Un penalty, une défaite 2-0, et c’est toute une génération qui raccroche. Riyad Mahrez a annoncé ce jeudi sa retraite internationale après l’élimination de l’Algérie face à la Suisse au tour des 32 en Coupe du Monde 2026, mettant un point final à une histoire d’amour tumultueuse avec les Fennecs qui aura duré plus d’une décennie.
Le timing est brutal, mais il y a quelque chose de presque logique dans cette sortie. Mahrez n’a pas attendu d’être poussé vers la sortie. À 35 ans, après avoir porté ce brassard de capitaine comme un fardeau autant que comme une fierté, il a choisi de partir lui-même, sur ses propres termes. Difficile de ne pas respecter ça, même si la manière laisse un goût amer aux supporters algériens qui espéraient mieux de ce Mondial nord-américain.
Car l’Algérie avait les moyens de faire mieux. Sur le papier, cette génération n’était pas sans talent. Mais entre les déceptions accumulées depuis la CAN 2019, les qualifications cahotiques et une organisation collective qui n’a jamais vraiment trouvé son rythme, le groupe est sorti par la petite porte. La Suisse, rigoureuse et bien en place, n’a eu qu’à capitaliser sur les erreurs adverses. Un scénario tristement familier.
« C’était un honneur immense de représenter mon pays. Mais le moment est venu de laisser la place à la nouvelle génération. »
Ce que Mahrez laisse derrière lui, c’est paradoxalement plus grand que ses statistiques. Il reste le joueur algérien le plus accompli de sa génération sur la scène européenne, champion d’Angleterre avec Leicester puis Manchester City, vainqueur de la CAN 2019 avec les Fennecs. Mais aussi un joueur dont le niveau d’implication avec la sélection a souvent été questionné, parfois à juste titre, parfois de façon injuste.
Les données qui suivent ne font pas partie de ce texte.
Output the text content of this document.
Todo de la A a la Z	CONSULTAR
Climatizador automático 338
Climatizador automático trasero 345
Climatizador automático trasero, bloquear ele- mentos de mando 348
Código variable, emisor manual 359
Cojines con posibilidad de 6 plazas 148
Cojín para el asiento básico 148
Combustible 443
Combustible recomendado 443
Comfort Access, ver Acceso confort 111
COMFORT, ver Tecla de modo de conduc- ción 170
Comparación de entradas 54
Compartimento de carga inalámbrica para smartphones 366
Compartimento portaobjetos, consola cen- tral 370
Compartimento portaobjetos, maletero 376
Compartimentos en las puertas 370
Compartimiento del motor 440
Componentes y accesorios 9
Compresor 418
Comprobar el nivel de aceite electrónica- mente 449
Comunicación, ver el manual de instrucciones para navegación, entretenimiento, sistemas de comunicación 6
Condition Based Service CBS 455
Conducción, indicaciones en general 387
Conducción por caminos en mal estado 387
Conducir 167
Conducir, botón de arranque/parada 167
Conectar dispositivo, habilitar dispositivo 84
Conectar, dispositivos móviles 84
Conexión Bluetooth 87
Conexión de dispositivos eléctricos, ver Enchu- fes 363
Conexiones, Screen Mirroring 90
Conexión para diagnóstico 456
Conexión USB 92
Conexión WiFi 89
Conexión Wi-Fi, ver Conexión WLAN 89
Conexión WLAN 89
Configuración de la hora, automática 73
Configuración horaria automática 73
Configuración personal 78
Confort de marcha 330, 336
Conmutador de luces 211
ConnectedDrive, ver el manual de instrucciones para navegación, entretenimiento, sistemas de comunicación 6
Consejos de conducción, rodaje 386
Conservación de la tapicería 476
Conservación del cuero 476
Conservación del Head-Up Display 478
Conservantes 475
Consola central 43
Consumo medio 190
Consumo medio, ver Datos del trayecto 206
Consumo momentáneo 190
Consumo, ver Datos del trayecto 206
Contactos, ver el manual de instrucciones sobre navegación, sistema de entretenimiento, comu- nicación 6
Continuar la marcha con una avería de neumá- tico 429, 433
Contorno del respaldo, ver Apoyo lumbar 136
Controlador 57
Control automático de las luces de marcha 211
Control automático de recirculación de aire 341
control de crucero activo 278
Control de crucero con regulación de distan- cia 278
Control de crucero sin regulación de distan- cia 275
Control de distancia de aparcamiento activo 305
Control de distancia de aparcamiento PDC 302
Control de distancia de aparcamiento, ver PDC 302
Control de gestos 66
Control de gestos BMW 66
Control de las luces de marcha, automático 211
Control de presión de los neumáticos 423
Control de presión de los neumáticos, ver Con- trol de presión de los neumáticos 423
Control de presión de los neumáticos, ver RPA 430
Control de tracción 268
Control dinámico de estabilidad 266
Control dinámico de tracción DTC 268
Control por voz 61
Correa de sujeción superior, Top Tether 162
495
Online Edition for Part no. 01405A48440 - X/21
La vraie question qui se pose maintenant n’est pas tant de pleurer Mahrez que d’anticiper ce qui vient. L’Algérie doit tourner une page et, pour une fois, elle n’a pas le choix de le faire. Ce Mondial 2026 aura au moins eu cette vertu : forcer une reconstruction que tout le monde appelait de ses vœux depuis des années sans vraiment oser y toucher. Le sélectionneur et la fédération ne pourront plus se cacher derrière l’aura d’une star pour justifier une construction collective défaillante.
Des joueurs comme Youcef Atal, quand il est en forme et épargné par les blessures, ou les talents qui émergent dans les clubs européens, devront désormais assumer. Sans filet. C’est là que les nations se forgent vraiment, dans les moments où les figures tutélaires ne sont plus là pour sauver les meubles d’un coup de génie. La page Mahrez est tournée. Le prochain chapitre, lui, reste entièrement à écrire.